The building Jesus walks is the second temple expanded by Herod. The Jews date it themselves: "Forty and six years was this temple in building, and will you raise it up in three days?" (Jn 2:20). It is famous for its stones. "Some spoke of the temple, how it was adorned with goodly stones and offerings" (Lu 21:5). Jesus' verdict on those stones is the first half of his temple-claim: "As for these things which you⁺ are looking at, the days will come, in which there will not be left one stone on another, that will not be thrown down" (Lu 21:6); Mark records the same saying — "Do you see these great buildings? There will not be left here one stone on another, which will not be thrown down" (Mk 13:2). Within the courts, his prophetic action is the cleansing: "they come to Jerusalem: and he entered into the temple, and began to cast out those who sold and those who bought in the temple, and overthrew the tables of the money-changers, and the seats of those who sold the doves" (Mk 11:15). The second half of the temple-claim, in John, redefines the building: "Jesus answered and said to them, Destroy this temple, and in three days I will raise it up" (Jn 2:19) — a saying his hearers take literally and his disciples come to read after the resurrection. The crucifixion narrative seals the redefinition with a sign at the building itself: "the veil of the temple was rent in two from the top to the bottom" (Mk 15:38).

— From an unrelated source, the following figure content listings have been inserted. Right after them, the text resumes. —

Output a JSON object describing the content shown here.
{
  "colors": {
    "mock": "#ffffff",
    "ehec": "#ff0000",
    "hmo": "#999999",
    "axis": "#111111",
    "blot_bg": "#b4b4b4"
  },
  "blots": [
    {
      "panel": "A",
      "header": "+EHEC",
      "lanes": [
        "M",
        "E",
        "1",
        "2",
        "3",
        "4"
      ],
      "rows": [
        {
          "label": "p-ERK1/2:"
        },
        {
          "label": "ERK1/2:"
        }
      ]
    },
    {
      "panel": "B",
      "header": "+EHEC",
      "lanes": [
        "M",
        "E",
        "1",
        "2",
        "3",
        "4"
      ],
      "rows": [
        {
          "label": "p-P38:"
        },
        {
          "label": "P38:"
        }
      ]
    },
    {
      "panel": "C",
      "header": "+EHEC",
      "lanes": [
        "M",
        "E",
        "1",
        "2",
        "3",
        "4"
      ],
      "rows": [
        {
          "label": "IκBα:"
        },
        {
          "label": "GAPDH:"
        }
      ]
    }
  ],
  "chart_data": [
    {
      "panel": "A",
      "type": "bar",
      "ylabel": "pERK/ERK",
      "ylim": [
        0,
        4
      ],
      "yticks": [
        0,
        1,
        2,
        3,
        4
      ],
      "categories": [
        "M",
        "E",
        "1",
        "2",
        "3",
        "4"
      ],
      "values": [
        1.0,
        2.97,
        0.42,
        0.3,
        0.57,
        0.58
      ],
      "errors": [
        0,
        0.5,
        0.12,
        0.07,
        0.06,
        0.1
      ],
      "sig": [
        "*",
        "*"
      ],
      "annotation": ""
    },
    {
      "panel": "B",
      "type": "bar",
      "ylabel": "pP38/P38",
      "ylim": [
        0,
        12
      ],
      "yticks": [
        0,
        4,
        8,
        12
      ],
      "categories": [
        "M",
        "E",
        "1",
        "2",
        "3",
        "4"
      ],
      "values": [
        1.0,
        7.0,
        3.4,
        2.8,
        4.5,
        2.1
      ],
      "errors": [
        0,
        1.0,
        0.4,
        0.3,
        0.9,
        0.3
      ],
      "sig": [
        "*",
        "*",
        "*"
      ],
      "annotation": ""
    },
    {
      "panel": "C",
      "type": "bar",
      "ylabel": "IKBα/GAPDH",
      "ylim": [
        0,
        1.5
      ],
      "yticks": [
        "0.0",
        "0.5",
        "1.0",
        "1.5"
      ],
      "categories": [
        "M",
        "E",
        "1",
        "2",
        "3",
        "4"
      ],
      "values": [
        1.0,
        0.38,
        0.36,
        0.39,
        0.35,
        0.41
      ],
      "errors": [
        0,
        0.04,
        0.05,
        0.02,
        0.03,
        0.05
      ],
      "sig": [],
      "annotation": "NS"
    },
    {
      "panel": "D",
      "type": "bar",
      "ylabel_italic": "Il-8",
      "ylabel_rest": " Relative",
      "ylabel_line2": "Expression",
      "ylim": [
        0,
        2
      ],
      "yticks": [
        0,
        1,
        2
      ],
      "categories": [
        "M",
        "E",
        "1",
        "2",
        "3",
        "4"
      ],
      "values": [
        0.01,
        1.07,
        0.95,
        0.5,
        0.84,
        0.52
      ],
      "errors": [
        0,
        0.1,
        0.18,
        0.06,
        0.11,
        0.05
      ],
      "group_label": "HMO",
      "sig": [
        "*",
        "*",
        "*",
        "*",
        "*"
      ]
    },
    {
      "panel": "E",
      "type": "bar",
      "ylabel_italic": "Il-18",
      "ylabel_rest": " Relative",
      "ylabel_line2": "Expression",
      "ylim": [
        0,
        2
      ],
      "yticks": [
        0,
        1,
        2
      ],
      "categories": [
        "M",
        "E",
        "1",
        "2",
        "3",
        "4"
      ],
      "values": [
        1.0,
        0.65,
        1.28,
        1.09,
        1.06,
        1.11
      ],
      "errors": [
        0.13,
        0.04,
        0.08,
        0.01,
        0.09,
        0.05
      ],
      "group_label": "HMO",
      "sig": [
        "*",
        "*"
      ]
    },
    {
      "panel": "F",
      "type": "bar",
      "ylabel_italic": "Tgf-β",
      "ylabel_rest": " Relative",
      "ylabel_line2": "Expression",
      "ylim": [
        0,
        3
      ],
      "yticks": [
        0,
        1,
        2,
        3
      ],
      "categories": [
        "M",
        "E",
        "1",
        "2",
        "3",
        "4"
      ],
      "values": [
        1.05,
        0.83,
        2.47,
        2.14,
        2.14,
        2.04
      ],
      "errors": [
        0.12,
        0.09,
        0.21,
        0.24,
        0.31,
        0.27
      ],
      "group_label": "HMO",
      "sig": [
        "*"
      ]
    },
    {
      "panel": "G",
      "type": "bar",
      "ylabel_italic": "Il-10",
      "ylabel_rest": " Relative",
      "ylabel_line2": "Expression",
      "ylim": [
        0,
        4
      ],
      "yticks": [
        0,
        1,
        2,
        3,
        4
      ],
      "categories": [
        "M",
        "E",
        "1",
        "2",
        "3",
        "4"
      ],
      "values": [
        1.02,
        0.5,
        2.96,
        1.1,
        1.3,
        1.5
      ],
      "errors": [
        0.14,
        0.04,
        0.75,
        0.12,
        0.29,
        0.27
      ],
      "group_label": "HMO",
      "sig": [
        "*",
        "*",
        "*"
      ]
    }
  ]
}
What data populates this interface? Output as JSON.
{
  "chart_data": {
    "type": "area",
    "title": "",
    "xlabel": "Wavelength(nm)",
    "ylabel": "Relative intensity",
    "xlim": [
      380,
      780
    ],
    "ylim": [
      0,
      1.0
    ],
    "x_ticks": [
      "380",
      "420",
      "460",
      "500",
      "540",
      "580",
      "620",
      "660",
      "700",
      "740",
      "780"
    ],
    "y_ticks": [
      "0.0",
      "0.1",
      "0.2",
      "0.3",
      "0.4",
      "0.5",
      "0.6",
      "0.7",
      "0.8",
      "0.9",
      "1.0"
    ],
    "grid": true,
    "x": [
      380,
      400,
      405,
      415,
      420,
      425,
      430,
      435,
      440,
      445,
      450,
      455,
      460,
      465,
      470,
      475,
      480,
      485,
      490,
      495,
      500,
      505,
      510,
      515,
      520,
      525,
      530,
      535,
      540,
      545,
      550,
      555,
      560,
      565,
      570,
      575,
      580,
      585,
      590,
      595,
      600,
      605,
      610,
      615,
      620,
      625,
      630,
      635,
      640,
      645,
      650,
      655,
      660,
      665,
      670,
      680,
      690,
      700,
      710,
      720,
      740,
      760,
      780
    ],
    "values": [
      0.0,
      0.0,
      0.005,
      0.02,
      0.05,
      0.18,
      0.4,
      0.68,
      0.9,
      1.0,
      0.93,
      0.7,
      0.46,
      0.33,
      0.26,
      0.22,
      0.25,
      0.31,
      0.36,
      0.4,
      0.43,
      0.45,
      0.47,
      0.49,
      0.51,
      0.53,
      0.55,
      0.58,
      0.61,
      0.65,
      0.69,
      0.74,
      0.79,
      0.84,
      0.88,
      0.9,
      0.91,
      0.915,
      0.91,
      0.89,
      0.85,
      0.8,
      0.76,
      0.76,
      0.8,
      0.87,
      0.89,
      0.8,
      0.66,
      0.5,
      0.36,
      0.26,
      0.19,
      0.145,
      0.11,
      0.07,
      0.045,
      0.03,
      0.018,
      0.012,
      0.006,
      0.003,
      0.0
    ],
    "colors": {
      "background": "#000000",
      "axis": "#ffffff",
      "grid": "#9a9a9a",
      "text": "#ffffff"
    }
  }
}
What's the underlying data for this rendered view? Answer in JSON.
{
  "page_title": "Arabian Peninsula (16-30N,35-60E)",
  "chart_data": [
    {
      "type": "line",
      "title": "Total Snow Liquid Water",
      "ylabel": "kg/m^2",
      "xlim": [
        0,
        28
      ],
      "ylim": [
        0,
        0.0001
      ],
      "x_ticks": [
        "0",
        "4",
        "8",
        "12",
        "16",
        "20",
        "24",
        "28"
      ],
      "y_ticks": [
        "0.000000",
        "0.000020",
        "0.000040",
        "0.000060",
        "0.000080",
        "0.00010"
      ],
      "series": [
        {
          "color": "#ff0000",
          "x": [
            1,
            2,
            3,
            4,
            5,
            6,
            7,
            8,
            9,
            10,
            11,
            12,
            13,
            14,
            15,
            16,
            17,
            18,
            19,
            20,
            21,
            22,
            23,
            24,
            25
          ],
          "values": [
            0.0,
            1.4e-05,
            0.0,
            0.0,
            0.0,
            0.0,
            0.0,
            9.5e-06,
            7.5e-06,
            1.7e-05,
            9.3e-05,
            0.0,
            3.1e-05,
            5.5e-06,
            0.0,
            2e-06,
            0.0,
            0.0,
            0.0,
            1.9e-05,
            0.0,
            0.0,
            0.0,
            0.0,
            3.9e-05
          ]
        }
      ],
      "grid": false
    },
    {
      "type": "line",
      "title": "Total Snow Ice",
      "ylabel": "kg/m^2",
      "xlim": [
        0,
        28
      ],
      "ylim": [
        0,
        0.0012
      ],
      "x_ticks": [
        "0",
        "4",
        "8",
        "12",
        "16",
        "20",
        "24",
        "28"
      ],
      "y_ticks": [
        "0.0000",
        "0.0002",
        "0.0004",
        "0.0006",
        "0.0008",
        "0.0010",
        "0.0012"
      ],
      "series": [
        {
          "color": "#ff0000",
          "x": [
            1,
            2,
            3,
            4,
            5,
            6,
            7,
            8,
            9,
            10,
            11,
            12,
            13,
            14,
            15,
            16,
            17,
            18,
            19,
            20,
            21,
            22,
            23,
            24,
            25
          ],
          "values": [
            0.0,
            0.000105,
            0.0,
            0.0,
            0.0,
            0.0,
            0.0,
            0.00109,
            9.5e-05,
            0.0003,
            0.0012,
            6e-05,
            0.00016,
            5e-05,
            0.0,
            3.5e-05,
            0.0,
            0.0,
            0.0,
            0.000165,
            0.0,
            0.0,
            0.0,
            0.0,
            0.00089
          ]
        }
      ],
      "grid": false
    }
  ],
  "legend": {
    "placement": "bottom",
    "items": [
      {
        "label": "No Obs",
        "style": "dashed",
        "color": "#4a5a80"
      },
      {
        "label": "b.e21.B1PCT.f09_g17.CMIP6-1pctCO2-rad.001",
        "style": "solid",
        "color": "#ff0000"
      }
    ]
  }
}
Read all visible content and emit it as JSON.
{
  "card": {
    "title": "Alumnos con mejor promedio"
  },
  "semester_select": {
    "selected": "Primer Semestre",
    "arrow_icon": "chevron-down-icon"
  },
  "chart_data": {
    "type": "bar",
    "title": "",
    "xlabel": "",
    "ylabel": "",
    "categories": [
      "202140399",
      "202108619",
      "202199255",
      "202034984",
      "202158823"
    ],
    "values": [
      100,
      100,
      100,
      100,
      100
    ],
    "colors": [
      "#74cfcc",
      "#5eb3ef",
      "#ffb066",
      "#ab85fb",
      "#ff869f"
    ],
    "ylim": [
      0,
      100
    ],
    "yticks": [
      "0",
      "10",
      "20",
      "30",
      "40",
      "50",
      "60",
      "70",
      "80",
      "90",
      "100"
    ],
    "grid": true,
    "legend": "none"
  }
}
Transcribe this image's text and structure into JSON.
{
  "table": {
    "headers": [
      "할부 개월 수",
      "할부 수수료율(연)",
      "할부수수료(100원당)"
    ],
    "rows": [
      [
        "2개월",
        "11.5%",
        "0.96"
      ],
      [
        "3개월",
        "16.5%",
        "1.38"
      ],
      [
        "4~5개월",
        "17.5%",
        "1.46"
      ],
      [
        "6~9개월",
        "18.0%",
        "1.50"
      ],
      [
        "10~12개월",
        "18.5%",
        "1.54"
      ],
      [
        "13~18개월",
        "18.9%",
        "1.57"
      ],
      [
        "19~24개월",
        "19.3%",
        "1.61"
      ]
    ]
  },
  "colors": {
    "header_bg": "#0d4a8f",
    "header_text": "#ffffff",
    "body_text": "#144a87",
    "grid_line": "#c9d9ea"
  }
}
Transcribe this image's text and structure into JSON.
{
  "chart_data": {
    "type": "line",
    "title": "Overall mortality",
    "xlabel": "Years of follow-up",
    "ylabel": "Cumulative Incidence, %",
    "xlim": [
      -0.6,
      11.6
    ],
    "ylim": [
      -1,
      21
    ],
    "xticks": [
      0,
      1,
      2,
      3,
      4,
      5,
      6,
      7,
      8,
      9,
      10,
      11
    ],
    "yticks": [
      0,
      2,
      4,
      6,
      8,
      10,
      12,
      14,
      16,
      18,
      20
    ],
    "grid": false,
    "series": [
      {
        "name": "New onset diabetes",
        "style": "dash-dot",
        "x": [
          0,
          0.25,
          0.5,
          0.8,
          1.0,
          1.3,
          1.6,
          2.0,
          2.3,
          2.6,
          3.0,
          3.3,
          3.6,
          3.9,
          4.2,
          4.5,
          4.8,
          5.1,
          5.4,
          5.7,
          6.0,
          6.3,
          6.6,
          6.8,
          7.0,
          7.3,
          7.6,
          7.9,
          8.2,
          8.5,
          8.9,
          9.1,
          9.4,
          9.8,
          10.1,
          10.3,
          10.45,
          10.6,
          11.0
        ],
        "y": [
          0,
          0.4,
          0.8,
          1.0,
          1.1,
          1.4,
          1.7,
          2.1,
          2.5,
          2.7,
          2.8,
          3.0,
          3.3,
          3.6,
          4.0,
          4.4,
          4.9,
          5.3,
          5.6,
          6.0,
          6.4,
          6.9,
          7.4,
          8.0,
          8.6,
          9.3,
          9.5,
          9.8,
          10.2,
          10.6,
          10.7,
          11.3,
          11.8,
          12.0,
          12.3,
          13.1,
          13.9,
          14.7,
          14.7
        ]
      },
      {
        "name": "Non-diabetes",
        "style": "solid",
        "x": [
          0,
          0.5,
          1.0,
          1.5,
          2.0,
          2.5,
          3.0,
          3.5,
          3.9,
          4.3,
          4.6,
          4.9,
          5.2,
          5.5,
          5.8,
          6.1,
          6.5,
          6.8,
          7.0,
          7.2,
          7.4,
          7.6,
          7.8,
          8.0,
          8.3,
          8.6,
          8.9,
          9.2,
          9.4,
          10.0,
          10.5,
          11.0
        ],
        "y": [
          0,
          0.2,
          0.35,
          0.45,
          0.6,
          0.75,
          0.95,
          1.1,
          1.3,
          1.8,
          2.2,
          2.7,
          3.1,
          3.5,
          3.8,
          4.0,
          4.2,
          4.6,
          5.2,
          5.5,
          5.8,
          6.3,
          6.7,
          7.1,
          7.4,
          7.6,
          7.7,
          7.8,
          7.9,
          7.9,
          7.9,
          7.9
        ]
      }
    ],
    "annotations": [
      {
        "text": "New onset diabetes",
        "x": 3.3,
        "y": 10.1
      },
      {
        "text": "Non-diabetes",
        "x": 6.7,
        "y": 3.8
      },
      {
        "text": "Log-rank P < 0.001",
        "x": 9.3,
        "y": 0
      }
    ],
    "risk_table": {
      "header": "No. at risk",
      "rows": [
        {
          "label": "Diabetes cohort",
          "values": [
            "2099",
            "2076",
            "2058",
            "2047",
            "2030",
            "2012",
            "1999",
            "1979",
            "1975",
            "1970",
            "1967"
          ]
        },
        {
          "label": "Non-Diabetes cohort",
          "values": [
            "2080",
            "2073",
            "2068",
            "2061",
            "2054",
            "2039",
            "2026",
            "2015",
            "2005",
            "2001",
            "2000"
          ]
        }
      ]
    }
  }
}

The Believer and the Church as Temple

The apostolic letters carry the redefinition forward. The temple becomes the believer, the body of believers, and Christ in them. Paul puts it directly to the Corinthians: "Don't you⁺ know that you⁺ are a temple of God, and [that] the Spirit of God dwells in you⁺?" (1Co 3:16); and again of the body, "your⁺ body is a temple of the Holy Spirit who is in you⁺, whom you⁺ have from God? And you⁺ are not your⁺ own" (1Co 6:19); and corporately, "we are a temple of the living God; even as God said, I will dwell in them, and walk in them; and I will be their God, and they will be my people" (2Co 6:16). The Ephesian letter draws the architectural picture: the church is "built on the foundation of the apostles and prophets, Christ Jesus himself being the chief corner stone; in whom each building, being joined together, grows into a holy temple in the Lord; in whom you⁺ also are built together into a dwelling place of God in the Spirit" (Eph 2:20-22). Peter says the same with stones for people: "you⁺ also, as living stones, are built up a spiritual house, to be a holy priesthood, to offer up spiritual sacrifices, acceptable to God through Jesus Christ" (1Pe 2:5). Hebrews ties the household figure to confession: "Christ as a son, over his house; whose house we are, if we hold fast our boldness and the glorying of our hope" (Heb 3:6).

Christ Dwelling In

The companion figure to "you are the temple" is "Christ in you." Jesus himself frames the mutual indwelling on the night before his death — "In that day you⁺ will know that I am in my Father, and you⁺ in me, and I in you⁺" (Jn 14:20) — and prays it: "I in them, and you in me, that they may be perfected into one; that the world may know that you sent me, and loved them, even as you loved me" (Jn 17:23). Paul writes the same indwelling as the secret of the Gentile mystery — "Christ in you⁺, the hope of glory" (Col 1:27) — and as his own life: "it is no longer I who live, but Christ lives in me" (Gal 2:20); "if Christ is in you⁺, the body is dead because of sin; but the spirit is life because of righteousness" (Rom 8:10). His prayer for the Ephesians asks "that Christ may dwell in your⁺ hearts through faith ... that you⁺ may be filled to all the fullness of God" (Eph 3:17-19). John's letter takes the indwelling as the test of true confession: "he who keeps his commandments stays in him, and he in him. And hereby we know that he stays in us, by the Spirit whom he gave us" (1Jn 3:24). The risen Christ closes the figure with an invitation at the door: "Look, I stand at the door and knock: if any man hears my voice and opens the door, then I will come in to him, and will sup with him, and he with me" (Rev 3:20). The temple's long history thus terminates not in a building but in a dwelling — the Spirit in the believer, Christ in the church, the people of God as the house in which his name is set.